Em 2015, cerca de um terço das redes geridas por municípios paulistas adotavam esse tipo de material didático, segundo notícia no Estadão sobre a pesquisa. Os autores criticam a ampliação dos sistemas padronizados de ensino na rede pública por entenderem que isso significa, "na prática,o desvio de recursos públicos originalmente destinados à população em geral para a formação de lucro de grandes corporações econômicas" (veja a íntegra da pesquisa). 

  

Em outro estudo, publicado em 2012 na revista científica Economics of Education Review, Maria Carolina Leme, Paula Louzano, Vladimir Ponczek e André Portela Souza identificaram efeitos positivos dos sistemas apostilados no aprendizado dos alunos em municípios paulistas. No trabalho, porém, os próprios autores sugerem mais investigações. Por serem poucas as pesquisas já publicadas em relação ao tema, não há ainda evidência conclusiva a respeito do impacto desses sistemas na aprendizagem dos alunos.

 

Mas há várias frentes de investigação aqui: por que as prefeituras optam por esse tipo de material didático? Qual o impacto da compra desse material no conjunto dos gastos com educação de um município? E qual a opinião dos professores sobre as apostilas?

 

Outro tema que requer um olhar mais detalhado é a concentração decorrente da criação da holding no campo educacional. Juntas, a Kroton e o Somos responderão por cerca de 20% do mercado de apostilas. Mas, como o Somos atua em diversas frentes, inclusive em editoras, com a fusão calcula-se que serão atendidos 33 milhões de alunos de escolas públicas por meio do PNLD (Programa Nacional do Livro Didático).

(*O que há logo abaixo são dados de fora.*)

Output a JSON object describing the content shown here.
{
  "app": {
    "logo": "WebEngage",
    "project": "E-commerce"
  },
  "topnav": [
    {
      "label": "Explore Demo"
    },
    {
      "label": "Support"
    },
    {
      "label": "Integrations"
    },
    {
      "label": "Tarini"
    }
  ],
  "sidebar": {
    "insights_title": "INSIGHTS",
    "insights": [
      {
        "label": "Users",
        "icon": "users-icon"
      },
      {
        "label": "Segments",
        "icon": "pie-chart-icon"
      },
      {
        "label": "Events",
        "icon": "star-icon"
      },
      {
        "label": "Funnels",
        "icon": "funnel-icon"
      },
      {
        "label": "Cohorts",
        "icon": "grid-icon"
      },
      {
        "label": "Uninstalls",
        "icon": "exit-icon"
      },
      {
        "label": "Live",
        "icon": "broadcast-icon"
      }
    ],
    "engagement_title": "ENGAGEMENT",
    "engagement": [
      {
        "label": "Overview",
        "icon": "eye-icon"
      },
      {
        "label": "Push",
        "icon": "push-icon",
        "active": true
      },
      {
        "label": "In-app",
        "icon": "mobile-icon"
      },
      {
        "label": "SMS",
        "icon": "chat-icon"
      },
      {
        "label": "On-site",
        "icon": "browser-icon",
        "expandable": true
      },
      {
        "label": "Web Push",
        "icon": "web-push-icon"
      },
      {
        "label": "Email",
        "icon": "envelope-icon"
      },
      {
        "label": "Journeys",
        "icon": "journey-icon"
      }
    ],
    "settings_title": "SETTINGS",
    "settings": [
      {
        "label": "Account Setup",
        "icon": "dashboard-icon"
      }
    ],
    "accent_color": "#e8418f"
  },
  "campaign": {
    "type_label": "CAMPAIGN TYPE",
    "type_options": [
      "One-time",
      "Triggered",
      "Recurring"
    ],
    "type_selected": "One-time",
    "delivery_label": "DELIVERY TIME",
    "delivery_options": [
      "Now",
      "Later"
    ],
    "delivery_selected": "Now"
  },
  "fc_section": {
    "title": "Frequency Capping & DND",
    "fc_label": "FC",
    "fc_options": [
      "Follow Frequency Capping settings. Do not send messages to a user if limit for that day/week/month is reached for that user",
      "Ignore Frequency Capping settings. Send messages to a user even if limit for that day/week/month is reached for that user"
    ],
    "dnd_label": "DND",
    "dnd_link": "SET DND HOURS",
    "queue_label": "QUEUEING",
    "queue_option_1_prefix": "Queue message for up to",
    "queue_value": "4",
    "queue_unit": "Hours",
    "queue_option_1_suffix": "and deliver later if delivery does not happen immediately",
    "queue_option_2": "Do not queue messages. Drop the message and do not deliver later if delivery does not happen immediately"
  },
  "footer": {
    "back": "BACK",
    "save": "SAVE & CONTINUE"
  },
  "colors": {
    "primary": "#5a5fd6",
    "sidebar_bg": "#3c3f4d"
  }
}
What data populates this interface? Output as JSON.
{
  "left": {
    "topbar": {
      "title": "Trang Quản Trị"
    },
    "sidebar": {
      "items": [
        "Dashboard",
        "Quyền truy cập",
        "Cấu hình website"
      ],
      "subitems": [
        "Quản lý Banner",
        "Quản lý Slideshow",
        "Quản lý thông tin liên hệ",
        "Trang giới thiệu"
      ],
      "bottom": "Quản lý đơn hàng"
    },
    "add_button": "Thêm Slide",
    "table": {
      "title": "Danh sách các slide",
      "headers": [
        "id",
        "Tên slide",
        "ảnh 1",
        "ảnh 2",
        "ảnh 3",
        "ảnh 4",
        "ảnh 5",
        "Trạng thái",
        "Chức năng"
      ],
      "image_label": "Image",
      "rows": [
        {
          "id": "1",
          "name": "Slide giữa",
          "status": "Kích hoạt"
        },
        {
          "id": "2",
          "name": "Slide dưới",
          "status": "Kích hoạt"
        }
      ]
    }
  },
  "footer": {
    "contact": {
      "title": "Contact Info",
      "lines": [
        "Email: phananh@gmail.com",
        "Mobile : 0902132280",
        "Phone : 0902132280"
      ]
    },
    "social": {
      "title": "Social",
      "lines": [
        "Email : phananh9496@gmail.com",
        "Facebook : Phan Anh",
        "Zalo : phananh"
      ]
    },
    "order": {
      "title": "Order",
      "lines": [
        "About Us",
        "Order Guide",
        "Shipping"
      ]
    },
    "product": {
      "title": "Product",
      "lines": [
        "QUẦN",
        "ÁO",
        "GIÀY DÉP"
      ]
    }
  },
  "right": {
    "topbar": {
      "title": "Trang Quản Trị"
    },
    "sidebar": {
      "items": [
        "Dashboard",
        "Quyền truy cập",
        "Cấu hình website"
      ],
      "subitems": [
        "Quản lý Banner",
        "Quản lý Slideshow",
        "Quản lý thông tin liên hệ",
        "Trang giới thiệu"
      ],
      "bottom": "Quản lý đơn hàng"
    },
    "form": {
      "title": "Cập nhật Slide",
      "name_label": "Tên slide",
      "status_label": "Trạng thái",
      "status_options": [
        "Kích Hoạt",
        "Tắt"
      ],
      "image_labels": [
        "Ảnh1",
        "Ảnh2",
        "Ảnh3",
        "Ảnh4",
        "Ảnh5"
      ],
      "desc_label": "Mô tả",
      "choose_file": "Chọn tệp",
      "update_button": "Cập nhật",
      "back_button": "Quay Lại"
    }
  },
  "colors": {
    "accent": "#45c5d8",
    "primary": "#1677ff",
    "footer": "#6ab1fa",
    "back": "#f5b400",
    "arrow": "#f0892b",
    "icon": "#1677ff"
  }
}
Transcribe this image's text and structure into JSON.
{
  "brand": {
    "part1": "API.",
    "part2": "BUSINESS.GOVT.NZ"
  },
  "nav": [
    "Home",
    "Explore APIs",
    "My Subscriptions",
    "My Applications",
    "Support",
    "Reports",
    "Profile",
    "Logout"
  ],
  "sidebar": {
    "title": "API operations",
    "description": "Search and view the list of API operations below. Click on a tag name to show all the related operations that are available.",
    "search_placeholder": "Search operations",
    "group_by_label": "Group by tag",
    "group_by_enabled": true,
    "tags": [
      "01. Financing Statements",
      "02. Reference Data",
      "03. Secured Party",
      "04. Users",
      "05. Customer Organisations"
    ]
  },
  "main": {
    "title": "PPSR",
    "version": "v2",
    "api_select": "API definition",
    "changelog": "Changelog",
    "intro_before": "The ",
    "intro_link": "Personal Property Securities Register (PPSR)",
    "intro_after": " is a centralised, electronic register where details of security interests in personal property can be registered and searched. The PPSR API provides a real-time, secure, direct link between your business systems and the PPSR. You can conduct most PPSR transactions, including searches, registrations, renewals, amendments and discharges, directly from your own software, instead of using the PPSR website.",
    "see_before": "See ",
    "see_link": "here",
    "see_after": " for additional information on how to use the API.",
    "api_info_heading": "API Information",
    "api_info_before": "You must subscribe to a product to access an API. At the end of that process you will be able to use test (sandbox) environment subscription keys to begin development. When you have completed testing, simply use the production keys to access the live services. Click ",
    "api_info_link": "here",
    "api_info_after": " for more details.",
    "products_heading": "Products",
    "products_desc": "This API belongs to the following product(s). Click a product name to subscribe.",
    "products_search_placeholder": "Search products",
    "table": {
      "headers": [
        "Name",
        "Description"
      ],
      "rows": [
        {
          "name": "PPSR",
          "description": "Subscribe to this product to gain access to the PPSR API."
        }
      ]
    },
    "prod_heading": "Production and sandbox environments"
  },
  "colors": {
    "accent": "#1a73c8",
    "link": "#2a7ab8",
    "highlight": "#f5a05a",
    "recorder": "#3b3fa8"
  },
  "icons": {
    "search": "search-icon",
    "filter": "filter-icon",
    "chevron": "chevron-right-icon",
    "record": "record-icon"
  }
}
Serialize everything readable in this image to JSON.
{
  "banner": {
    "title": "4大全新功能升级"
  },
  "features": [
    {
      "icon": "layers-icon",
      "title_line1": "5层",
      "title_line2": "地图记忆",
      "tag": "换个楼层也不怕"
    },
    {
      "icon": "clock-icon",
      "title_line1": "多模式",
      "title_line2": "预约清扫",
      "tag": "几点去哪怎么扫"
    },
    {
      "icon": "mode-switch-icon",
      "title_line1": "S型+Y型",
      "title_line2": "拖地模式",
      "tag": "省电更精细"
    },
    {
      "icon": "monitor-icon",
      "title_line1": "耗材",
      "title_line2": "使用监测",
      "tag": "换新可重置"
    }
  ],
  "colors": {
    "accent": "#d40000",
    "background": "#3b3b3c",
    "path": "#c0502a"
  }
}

Quais as implicações disso em termos do tipo de material que chega às escolas?

 

Além disso, em artigo na Carta Educação, Theresa Adrião e Romualdo Portela, defendem que a aquisição do Somos pela Kroton colabora para a descaracterização da educação como direito e como dever do Estado, na medida em que alimenta a criação de mercados. Esse é um debate que permeia a notícia e merece aprofundamento, pois diz respeito à concepção de educação preconizada na legislação brasileira.